U hebt uw aanvraag tijdig ingediend, dat wil zeggen voor de beëindiging van het bedrijf of zelfstandig beroep. Wij kennen u daarom na de datum van beëindiging van het bedrijf of beroep het recht op uitkering toe onder de voorwaarden dat:
- de heer Geest recht heeft op uitkering op grond van de WAZ, berekend naar een arbeidsongeschiktheid van minder dan 80% (art. 2, eerste lid sub b Ioaz);
- u een inkomen hebt dat lager is dan de grondslag die op u van toepassing is (art. 5, eerste lid Ioaz);
- u niet in een situatie verkeert dat op u een uitsluitingsgrond van toepassing is (art. 6, derde lid Ioaz);
- u uw woonplaats hebt in de gemeente Amsterdam (art. 11 Ioaz).
Indien u het bedrijf of zelfstandig beroep niet voor bovenvermelde datum hebt beëindigd, vervalt het recht op Ioaz.".
Bij besluit van 25 april 2001 is appellant met ingang van 10 mei 2000 een uitkering ingevolge de Wet arbeidsongeschiktheidsverzekering zelfstandigen (WAZ) toegekend naar een mate van arbeidsongeschiktheid van 35 tot 45%.
Bij besluit van 13 september 2001 heeft gedaagde appellant met ingang van 10 mei 2000 een uitkering toegekend ingevolge de Wet inkomensvoorziening oudere en gedeeltelijk arbeidsongeschikte gewezen zelfstandigen (IOAZ). Gedaagde heeft daarbij overwogen dat appellant het bedrijf per 1 januari 2000, dus binnen anderhalf jaar na de datum waarop hij een IOAZ-uitkering heeft aangevraagd, heeft beëindigd en ook aan de overige van belang zijnde voorwaarden voor een IOAZ-uitkering voldoet.

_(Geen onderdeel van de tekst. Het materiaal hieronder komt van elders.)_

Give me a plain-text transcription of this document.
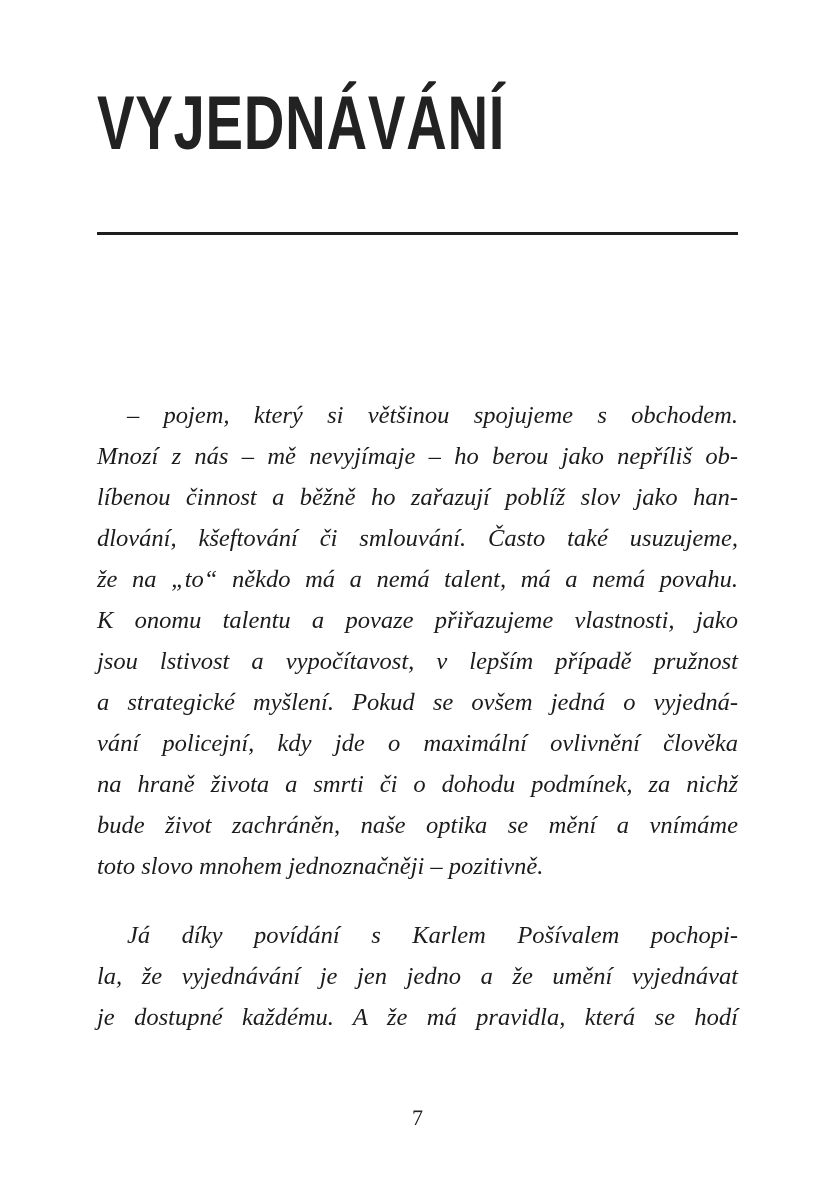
VYJEDNÁVÁNÍ
– pojem, který si většinou spojujeme s obchodem.
Mnozí z nás – mě nevyjímaje – ho berou jako nepříliš ob-
líbenou činnost a běžně ho zařazují poblíž slov jako han-
dlování, kšeftování či smlouvání. Často také usuzujeme,
že na „to“ někdo má a nemá talent, má a nemá povahu.
K onomu talentu a povaze přiřazujeme vlastnosti, jako
jsou lstivost a vypočítavost, v lepším případě pružnost
a strategické myšlení. Pokud se ovšem jedná o vyjedná-
vání policejní, kdy jde o maximální ovlivnění člověka
na hraně života a smrti či o dohodu podmínek, za nichž
bude život zachráněn, naše optika se mění a vnímáme
toto slovo mnohem jednoznačněji – pozitivně.
Já díky povídání s Karlem Pošívalem pochopi-
la, že vyjednávání je jen jedno a že umění vyjednávat
je dostupné každému. A že má pravidla, která se hodí
7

In het kader van een in juli 2002 verricht heronderzoek naar het recht op uitkering van appellant is gedaagde gebleken dat appellant op 2 januari 2000 in het handelsregister van de Kamer van Koophandel de Vennootschap onder firma [naam firma] heeft ingeschreven met zichzelf en zijn echtgenote als vennoten.
Bij besluit van 7 oktober 2002 heeft gedaagde het recht op uitkering van appellant over de periode van 10 mei 2000 tot
1 september 2002 ingetrokken en de uitkering met ingang van 1 september 2002 beëindigd op de grond dat appellant en zijn echtgenote sedert 2 januari 2000 werkzaam zijn in de vennootschap onder firma [naam firma] zonder gedaagde daarvan mededeling te hebben gedaan. Tevens heeft gedaagde de over de periode van 10 mei 2000 tot
1 september 2002 ten onrechte betaalde uitkering van appellant teruggevorderd.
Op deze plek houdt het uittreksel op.